Well he peeled the beastly stuff right off - just as I thought I'd done myself the other three times, only they hadn't hurt - and there it was lying on the grass: only even so much thicker, and darker and more knobbly looking than the others had been. And there was I as smooth and soft as a peeled switch and smaller than I had been. Then he caught hold of me - I didn't like that much for I was very tender underneath now that I'd no skin on - and threw me into the water. It smarted like anything but only for a moment. After that it became perfectly delicious and as soon as I started swimming and splashing I found that all the pain had gone from my arm. And then I saw why, I'd turned into a boy again.

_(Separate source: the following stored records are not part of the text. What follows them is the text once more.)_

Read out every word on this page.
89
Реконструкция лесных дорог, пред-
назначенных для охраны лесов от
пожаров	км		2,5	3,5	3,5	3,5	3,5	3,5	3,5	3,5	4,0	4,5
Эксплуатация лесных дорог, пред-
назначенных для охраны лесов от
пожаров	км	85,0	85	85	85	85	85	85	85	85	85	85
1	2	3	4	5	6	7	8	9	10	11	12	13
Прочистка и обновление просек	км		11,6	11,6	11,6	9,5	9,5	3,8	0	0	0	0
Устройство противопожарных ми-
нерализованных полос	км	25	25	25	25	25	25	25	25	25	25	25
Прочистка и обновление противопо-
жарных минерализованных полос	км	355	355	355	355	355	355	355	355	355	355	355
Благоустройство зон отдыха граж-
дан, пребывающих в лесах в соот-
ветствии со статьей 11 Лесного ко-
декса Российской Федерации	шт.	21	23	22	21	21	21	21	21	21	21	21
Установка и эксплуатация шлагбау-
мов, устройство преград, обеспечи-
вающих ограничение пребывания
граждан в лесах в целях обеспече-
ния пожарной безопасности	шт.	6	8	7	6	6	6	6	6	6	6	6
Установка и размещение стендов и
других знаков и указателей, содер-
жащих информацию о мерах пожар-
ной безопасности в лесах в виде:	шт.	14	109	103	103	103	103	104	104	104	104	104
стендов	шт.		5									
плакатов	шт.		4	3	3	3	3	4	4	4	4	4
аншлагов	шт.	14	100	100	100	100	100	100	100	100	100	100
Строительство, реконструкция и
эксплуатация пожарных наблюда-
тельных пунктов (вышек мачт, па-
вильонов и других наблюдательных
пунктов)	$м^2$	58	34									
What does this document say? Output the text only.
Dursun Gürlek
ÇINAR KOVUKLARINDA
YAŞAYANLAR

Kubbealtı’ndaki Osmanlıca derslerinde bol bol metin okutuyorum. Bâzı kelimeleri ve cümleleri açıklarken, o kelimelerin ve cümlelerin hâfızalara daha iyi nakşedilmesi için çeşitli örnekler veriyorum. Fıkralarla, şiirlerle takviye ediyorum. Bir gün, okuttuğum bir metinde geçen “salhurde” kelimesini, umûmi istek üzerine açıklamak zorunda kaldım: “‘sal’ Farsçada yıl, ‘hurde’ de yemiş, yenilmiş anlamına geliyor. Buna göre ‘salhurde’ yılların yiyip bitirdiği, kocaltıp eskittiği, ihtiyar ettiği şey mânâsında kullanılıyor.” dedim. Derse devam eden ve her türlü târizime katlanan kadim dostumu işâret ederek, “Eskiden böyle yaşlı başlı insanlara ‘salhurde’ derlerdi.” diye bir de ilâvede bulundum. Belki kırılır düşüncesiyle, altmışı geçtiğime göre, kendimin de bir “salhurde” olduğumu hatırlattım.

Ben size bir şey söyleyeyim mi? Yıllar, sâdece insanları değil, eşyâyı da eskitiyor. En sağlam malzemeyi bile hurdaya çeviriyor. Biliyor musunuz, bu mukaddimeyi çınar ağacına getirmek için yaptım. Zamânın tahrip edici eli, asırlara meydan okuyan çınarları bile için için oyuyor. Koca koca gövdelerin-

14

When Eustace tried to scratch away his dragon scales himself, he readily admitted that it hadn't hurt. It was only when he lay vulnerable to Aslan's claws, although they terrified him, that the transformation back into His real self was possible.
The beauty of the Catholic faith is that it is the only religion that makes sense out of suffering. In light of the cross, the suffering that we have is transformed and redeemed into a beauty from ashes. Because Christ's death is outside of the limits of time, each time trials or hardships are placed in our spiritual journey, we have the unique opportunity to unite those sufferings with those of Christ crucified.
My heart isn't all the way transformed into it's best-version-of-itself flesh state. There are still many areas along it's surface that are rough with calloused, hardened stone that God is still ripping off and breaking off in front of my eyes. And, like Eustace's transformation, I look at the pieces of my stone heart that lie in front of me, knowing that those are chunks of stone that would have taken me decades to smash myself.
God is good.
I feel like I say that everyday, but it is the only phrase that my simple heart can utter in light of the incredible mercy and grace He has shown me.
The process still stings, but when I'm thrown into the waters of grace through confession, the pain is but moment and the joy is life-long. And the tender heart that God is slowly transplanting into my chest is one of the most beautiful things that I have seen - tender and vulnerable, but protected by His hand and heart in ways I could have never imagined.